Challenges in diagnosis, staging and patient selection were among the issues taken up in the first plenary session of the EAU Update on Prostate Cancer (PCa17) opened in Vienna today. With more than 300 participants including faculty and exhibitors, PCa17 is the first in a planned series of educational and interactive compact meetings on onco-urological diseases, which aims to interactively engage participants for fresh insights in PCa management.
“This meeting distinguishes itself from other meetings in the way participants will interact with the faculty in a direct and in-depth manner,” said European School of Urology (ESU) Chair Prof. Joan Palou (ES), who welcomed participants together with meeting co-chair Prof. Manfred Wirth (DE).
Palou referred to the breakout sessions which immediately followed the plenary lectures, wherein participants will go through several cases with the lecturers and discuss the finer points, pitfalls and dilemmas. Using digital voting pads, the answers of participants are discussed within the context of current and prospective treatment options.
An elevated PSA alone should not trigger biopsy and stopping screening at low PSA levels is justified.
In the first plenary session on diagnosis and staging, chaired by Professors A. Merseburger (DE) and N. Mottet (FR), prostate cancer screeing was discussed by M. Roobol (NL), do’s and don’ts in diagnosis by H. van Der Poel (NL), patient-tailored staging by N. Tunariu (GB), and active surveillance timing and strategies by J. Stranne (SE).
“Screening can save lives, and the PSA test is very useful as an initial risk stratification tool,” said Roobol in her lecture which provided a succinct overview of insights in PCa screening, particularly the role of PSA.
“An elevated PSA alone should not trigger biopsy and stopping screening at low PSA levels is justified,” she added. Moreover, Roobol noted the value of using reflex testing, or repeat PSA tests which help avoid needless prostate biopsies.
Van Der Poel also noted the significance of closely looking into the patient’s family (health) history and of determining PCa deaths, a factor in assessing disease progression and mortality risks.
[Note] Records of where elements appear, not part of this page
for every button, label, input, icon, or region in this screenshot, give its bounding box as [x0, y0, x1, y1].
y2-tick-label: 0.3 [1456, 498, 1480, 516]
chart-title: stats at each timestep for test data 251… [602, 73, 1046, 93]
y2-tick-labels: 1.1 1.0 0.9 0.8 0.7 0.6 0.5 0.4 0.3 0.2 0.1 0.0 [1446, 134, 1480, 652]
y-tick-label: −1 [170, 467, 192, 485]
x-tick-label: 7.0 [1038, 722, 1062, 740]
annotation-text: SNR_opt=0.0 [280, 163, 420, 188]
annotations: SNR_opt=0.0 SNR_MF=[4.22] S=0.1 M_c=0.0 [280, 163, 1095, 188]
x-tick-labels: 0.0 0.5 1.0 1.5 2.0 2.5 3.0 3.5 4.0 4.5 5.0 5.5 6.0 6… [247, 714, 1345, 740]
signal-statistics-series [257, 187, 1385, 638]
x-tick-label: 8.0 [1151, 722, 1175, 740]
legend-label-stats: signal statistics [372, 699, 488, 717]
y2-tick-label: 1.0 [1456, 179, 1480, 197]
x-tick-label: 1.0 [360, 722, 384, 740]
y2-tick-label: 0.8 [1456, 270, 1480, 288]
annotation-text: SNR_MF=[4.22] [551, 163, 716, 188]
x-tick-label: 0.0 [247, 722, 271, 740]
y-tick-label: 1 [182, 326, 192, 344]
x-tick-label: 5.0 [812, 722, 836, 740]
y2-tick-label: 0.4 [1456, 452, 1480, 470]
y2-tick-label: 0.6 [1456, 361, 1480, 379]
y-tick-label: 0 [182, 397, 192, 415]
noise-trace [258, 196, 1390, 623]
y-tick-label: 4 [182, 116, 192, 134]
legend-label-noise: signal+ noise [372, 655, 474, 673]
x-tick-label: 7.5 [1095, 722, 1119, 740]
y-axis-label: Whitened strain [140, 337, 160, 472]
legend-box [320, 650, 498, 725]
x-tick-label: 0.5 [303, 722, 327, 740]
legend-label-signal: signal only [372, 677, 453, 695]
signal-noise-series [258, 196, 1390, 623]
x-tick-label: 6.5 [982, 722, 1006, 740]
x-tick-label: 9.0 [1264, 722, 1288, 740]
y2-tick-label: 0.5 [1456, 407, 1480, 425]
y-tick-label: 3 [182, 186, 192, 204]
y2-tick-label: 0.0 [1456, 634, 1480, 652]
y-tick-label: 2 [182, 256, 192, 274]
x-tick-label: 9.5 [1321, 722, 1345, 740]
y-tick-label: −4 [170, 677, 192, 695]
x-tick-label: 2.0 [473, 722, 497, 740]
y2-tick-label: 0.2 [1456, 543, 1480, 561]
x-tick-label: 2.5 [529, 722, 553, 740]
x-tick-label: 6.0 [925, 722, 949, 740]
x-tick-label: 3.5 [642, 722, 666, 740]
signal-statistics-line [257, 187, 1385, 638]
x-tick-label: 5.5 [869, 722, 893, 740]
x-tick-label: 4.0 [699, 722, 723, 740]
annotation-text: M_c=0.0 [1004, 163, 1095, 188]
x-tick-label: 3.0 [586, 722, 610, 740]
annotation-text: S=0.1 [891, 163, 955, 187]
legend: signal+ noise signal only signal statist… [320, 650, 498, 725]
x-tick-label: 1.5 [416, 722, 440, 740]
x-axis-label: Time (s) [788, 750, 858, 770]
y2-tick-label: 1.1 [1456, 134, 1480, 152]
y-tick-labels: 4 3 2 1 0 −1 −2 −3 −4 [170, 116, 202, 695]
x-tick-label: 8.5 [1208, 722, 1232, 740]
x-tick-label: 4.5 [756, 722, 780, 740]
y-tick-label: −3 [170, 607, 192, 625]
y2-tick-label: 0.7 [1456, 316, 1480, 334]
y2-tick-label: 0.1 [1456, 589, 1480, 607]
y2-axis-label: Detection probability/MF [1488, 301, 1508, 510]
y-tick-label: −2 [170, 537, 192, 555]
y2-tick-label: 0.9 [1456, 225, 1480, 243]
He also expressed a cautious stance regarding targeted biopsies, role of assays, the use of primary (PSMA) PET, and MRI use in low-risk disease.
Presenting the view of radio-oncology, Tunariu stressed the importance of a better understanding of imaging findings and its limitations, the evolving treatment landscape and disease patterns, technology advances such as fusion MRI-US, and balancing patient’s and clinician’s expectations.
Stranne underlined the issue of active surveillance (AS) saying that AS is safe for men with low-risk disease. “AS is most likely safe for men with intermediate-risk PC with GS 3+4 if Gleason grade 4 <5%,” he said.
The first plenary session was followed by case discussions with the participants examining key issues in four groups. The topics were how to perform patient selection for biopsy, performing fusion and systemic biopsy, using imaging after prostate biopsy, and patient selection and follow-up for active surveillance.